Is a Linked-List Implementation Without Using Pointers Possible or Not

How are linked lists implemented without the use of pointer?

They are implemented using references which are essentially (excluding syntax) pointers that you can't do pointer arithmetic with (in some languages they also can't be null). In many languages, references are the default way of using variables, unlike C++ where the default is by-value.

How to implement linked list in reference without using pointer

I don't know how useful the concept is, but you CAN do it using std::reference_wrapper, as follows:

#include <iostream>
#include <list>
#include <functional>
using namespace std;

int main() {
    int a = 2, b = 6, c = 1;

    list<reference_wrapper<int>> mylist;
    mylist.push_back(a);
    mylist.push_back(b);
    mylist.push_back(c);

    for(auto x : mylist) {
        cout << x << " ";
    }
    cout << endl;
    a = 3; // <- this setting will modify mylist!

    for(auto x : mylist) {
        cout << x << " ";
    }
    return 0;
}

I would recommend learning C++ ways of handling things, specially that you are coming from Java world. Demo!

Creating a linked list without pointers but indices

Your struct Node would be like this

struct Node {
    int data;
    int index; // index of the entry in the pool to the next node
}

You can use a vector or array to create a pool

vector<Node*> pool; // stores the pointer to next nodes

Now to access the next node you can do

Node* nextNode = pool[currNode->index];

How can a Linked List be implemented using only pointers (w/o structures)?

Here is a complete solution of a LinkedList managed as int ** pointers.

Step 1 - the addNode() function to add one node to the int **head.

int **addNode(int **head, int ival)
{
    int **node = malloc(2 * sizeof(int *));

    // don't forget to alloc memory to store the int value
    node[0] = malloc(sizeof(int));
    *(node[0]) = ival;
    // next is pointing to NULL
    node[1] = NULL;

    if (head == NULL) {
        // first node to be added
        head = node;
    }
    else {
        int **temp;

        temp = head;
        // temp[1] is the next
        while (temp[1]!=NULL) {
            // cast needed to go to the next node
            temp = (int **)temp[1];
        }
        // cast needed to store the next node
        temp[1] = (int *)node;
    }
    return (head);
}

Step 2 - a function display() to explore the current linkedlist.

void display(int **head)
{
    int **temp;
    int i = 0;

    temp = head;
    printf("display:\n");
    while (temp!=NULL) {
        // temp[0] is pointing to the ivalue
        printf("node[%d]=%d\n",i++,*(temp[0]));
        temp = (int **)temp[1];
    }
    printf("\n");
}

Step 3 - the popNode() function to remove the first node.

int **popNode(int **head)
{
    int **temp;

    if (head!=NULL) {
        temp = (int **)head[1];
        // don't forget to free ivalue
        free(head[0]);
        // then free the next pointer
        free(head[1]);
        head = temp;
    }
    return (head);
}

Step 4 - then an example of main() function using the linkedlist.

int main()
{
    int **head = NULL;

    head = addNode(head,111);
    head = addNode(head,222);
    head = addNode(head,333);

    display(head);
    // display:
    // node[0]=111
    // node[1]=222
    // node[2]=333

    head = popNode(head);

    display(head);
    // display:
    // node[0]=222
    // node[1]=333

    while ((head = popNode(head))!=NULL);

    display(head);
    // display:

    return (0);
}

Linked list without struct, but using only arrays

The key advantage of a linked list is that when you insert or append an element, you can store that element anywhere in memory.
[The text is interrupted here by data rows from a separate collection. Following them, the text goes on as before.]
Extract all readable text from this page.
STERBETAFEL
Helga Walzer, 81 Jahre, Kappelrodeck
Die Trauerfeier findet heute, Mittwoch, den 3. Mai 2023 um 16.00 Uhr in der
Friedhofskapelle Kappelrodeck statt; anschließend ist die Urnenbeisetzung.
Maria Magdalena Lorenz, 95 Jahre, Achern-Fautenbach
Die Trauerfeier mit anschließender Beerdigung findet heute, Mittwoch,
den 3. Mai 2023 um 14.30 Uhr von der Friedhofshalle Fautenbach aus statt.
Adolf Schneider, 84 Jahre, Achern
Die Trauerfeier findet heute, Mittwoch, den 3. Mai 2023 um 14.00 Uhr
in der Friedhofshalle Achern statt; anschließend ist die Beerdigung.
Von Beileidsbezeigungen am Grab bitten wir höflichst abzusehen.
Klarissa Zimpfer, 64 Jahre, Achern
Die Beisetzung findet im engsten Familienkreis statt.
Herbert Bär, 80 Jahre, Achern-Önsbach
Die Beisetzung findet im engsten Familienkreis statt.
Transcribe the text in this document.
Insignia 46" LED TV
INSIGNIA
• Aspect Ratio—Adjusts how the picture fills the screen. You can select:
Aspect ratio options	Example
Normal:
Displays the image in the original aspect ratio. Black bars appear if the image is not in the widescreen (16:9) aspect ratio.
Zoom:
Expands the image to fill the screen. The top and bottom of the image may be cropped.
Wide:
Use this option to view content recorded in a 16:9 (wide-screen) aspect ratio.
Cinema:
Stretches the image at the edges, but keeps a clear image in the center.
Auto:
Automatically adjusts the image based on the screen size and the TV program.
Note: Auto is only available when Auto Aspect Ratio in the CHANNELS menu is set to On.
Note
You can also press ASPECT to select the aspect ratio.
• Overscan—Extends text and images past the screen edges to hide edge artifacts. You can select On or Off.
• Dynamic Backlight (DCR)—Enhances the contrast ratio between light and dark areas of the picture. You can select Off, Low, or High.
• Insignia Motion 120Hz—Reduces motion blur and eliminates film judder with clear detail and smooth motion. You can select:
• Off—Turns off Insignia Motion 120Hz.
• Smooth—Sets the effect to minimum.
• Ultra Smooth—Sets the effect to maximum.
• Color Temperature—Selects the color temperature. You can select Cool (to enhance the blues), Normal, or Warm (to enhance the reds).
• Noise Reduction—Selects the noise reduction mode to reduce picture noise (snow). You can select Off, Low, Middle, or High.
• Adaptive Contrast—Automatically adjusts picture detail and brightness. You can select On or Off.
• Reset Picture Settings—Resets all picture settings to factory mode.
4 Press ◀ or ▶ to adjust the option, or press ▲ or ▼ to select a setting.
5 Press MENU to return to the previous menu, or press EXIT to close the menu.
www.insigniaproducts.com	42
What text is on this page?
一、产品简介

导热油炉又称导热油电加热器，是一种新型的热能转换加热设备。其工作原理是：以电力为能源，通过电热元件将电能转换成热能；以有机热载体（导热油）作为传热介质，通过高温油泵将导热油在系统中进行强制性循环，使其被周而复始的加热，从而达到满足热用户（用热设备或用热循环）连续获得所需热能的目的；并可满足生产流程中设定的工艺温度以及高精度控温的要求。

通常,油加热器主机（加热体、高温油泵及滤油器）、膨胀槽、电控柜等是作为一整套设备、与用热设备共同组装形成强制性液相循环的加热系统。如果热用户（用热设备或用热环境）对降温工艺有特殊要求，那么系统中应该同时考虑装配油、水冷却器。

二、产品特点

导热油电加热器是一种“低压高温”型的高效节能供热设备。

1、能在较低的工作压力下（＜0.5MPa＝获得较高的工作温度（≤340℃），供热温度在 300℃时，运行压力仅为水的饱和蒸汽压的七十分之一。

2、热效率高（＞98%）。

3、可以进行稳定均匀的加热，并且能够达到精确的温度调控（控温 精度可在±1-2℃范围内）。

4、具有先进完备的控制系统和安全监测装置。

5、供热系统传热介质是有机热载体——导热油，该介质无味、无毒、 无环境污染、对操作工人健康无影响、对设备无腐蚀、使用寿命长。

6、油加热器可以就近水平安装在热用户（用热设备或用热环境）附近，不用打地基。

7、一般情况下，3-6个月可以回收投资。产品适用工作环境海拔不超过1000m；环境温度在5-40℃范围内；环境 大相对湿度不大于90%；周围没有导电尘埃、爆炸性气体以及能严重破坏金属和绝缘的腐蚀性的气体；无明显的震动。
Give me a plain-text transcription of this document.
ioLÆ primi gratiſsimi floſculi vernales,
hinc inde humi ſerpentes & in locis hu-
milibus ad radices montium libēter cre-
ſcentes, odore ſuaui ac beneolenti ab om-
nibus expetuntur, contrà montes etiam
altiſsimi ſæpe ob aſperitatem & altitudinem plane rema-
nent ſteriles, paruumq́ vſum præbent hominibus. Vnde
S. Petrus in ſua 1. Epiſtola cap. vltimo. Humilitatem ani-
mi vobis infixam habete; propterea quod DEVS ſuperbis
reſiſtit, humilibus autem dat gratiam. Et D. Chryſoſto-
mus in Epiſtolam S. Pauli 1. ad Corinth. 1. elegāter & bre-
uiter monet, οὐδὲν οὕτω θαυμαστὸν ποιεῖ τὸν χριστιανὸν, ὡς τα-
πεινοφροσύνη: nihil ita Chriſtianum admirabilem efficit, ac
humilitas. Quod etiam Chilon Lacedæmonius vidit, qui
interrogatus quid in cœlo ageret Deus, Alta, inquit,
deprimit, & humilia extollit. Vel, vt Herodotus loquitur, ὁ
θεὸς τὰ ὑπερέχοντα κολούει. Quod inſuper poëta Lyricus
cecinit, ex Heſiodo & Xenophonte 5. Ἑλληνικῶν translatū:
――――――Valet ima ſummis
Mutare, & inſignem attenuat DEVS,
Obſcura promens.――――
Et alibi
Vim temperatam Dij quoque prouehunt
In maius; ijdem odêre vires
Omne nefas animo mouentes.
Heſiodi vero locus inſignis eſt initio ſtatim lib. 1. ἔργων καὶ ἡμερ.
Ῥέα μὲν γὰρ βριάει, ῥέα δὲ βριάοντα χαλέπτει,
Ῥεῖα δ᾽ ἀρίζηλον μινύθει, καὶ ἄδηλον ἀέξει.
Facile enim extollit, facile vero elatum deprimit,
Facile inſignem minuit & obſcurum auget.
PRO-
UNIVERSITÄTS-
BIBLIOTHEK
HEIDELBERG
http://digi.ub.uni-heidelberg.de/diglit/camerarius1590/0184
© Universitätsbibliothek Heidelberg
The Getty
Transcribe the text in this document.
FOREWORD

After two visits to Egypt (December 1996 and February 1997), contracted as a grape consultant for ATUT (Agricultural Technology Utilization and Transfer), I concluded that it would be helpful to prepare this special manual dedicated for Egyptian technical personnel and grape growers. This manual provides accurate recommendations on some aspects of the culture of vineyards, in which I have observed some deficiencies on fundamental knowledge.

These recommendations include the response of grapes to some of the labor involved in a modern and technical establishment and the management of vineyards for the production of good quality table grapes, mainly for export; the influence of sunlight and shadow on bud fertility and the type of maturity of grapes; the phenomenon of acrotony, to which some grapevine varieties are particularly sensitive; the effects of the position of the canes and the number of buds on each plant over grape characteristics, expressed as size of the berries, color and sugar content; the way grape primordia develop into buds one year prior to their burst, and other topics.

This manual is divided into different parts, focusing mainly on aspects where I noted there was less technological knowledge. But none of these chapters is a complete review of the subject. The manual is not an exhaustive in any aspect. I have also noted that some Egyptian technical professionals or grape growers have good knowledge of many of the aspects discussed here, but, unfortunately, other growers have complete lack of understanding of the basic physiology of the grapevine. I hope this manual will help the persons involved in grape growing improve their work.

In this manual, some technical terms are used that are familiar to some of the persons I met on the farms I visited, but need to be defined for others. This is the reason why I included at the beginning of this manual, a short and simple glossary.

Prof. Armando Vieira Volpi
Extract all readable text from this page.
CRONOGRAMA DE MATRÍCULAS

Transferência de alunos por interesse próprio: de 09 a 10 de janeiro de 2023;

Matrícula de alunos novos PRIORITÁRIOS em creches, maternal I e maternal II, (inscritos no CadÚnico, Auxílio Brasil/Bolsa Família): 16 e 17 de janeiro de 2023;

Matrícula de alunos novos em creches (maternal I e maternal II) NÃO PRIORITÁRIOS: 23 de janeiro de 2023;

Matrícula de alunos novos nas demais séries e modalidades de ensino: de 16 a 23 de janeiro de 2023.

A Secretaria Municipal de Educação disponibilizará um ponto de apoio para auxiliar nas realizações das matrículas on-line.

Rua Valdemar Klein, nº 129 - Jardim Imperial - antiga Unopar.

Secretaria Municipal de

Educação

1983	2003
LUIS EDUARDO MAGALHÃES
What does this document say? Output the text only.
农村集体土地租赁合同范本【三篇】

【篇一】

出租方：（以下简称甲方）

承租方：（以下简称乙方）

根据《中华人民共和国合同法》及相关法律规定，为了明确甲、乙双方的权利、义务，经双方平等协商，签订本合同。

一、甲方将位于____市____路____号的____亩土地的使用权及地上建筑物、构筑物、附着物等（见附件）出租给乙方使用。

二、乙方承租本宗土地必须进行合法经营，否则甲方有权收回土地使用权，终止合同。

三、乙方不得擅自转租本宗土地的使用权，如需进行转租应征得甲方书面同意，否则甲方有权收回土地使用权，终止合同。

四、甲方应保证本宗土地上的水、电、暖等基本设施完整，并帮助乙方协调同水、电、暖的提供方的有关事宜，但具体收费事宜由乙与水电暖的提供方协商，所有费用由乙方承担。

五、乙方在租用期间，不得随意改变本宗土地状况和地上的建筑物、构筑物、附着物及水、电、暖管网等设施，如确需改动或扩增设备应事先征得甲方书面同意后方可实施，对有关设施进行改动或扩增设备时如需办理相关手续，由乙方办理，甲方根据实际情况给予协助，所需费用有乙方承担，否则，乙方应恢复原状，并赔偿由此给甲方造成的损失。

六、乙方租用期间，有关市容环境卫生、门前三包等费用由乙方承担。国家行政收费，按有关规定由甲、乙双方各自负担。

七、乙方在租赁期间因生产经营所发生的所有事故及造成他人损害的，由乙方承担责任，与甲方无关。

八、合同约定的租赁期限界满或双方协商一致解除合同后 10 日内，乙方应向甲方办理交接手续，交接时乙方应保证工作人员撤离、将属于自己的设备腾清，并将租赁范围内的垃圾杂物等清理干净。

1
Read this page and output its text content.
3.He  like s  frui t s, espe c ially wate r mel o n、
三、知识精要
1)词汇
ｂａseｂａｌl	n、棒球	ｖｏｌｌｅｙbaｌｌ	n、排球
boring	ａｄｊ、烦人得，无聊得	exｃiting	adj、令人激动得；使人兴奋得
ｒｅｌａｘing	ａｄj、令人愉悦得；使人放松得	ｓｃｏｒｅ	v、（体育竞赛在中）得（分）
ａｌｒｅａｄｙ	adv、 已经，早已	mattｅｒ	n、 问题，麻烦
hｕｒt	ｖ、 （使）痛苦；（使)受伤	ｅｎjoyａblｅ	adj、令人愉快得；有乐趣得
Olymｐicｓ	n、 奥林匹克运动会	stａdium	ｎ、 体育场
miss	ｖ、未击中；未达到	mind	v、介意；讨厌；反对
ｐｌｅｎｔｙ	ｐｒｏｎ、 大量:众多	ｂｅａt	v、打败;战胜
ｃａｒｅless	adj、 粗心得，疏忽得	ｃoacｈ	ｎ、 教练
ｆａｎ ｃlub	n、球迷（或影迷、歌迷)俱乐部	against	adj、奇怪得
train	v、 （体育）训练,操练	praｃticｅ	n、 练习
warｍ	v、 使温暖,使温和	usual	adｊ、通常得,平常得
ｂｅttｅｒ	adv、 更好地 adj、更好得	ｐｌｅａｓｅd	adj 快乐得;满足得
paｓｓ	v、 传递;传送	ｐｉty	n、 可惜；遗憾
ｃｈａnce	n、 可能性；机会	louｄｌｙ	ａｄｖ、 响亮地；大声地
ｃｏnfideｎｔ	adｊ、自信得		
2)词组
Other elements in the list can point to it, and if you iterate over the list, you jump back and forth anywhere in memory following the pointers down the chain formed by the elements, until you reach the tail, which has a null pointer because it is the last element.

Implementing a linked list 'using only arrays' does not really make much sense. Even if you could, why would you want to? Arrays are great because you can index directly into them in constant time - you can't do this with linked lists, you can only iterate over them. But arrays have their drawbacks too - they are fixed size, and when they fill up, they fill up! Most shared library lists like the ArrayList in Java or the vector class in C++ store the underlying data in a fixed size array, and then if you insert too many items for that array, they create a new, larger array behind the scenes and copy the elements across for you. There really is no magic solution for when you run out of room in your array.

So with that being said, why would you implement a linked list using only arrays? You remove their only advantage - that you can append arbitrarily without costly reallocations. I'm not even sure if it's a well defined question. Perhaps if you're really desperate, you can create one large array and treat it like your own virtual memory, allocating and freeing slots in it, and then treat a two element array as an entry (entry[0] = data, entry[1] = 'address' of next, i.e. an index into your large array). But this smacks of terrible code and is really missing the point of linked lists.